The exhibit was organized by House of Art and Dreams, which frequently creates pop-up exhibitions, and ROYVA, a design studio specializing in immersive installations. As an exhibition space, St. Vincent’s was suitably a bit creepy as it exists in this liminal and transitional time before the building moves from abandoned hospital to a reimagined space focusing on behaviorial health and homelessness in the near future.

Ten years ago, in 2016, I visited another pop-up hospital art installation at what was once the Los Angeles Metropolitan Medical Center in West Adams, titled Human Condition (above). That medical art tour-de-force was curated by art advisor John Wolf,  and was centered on individual hospital spaces reimagined rather than on the emotions and feelings that such spaces might evoke. There was a cafeteria, a maternity ward, a psych ward, and even a morgue, all of which used the hospital setting as a stage in a dramatic artistic depiction of life itself, a “condition” that has no cure. We are all born, dream, imagine, are ill or healed, and eventualy die.
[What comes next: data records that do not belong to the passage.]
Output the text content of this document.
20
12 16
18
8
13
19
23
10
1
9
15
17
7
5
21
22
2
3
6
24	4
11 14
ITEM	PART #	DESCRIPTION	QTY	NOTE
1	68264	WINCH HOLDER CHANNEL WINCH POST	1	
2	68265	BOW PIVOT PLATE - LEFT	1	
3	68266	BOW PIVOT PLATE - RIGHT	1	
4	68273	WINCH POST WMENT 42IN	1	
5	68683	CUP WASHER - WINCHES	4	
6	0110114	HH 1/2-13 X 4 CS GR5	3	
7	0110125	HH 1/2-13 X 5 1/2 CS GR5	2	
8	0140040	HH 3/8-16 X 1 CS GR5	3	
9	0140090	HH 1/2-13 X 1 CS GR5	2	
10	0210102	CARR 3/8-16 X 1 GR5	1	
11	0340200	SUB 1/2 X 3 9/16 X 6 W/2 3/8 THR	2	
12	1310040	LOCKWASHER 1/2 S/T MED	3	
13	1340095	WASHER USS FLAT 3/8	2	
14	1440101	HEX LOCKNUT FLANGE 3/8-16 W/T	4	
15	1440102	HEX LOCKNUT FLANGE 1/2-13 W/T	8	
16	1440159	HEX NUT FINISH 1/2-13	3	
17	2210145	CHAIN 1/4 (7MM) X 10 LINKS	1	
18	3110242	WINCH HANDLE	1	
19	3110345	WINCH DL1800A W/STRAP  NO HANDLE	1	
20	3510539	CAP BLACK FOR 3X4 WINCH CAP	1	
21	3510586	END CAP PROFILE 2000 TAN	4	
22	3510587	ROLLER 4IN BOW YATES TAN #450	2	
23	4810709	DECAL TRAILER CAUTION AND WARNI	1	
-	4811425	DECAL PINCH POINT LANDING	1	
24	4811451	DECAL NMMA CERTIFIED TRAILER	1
Hospital of Emotions made a fascinating comparison for me. In this iteration of a hospital-based art exhibition. Here, the focus is not on what empircally happens within those medical center walls to all of us inhabiting the human body, but rather on the emotions, feelings, and thoughts contained in our minds, hearts, and spirits.

It would be wonderful to someday see both installations combined in a true mind/body experience. For now, check out the vibrant and tactile flow of feelings on display in Hospital of Emotions, located at St. Vincents Hospital at 2131 West 3rd St in Los Angeles, and will be showing through August. Yes, you should go check yourself in.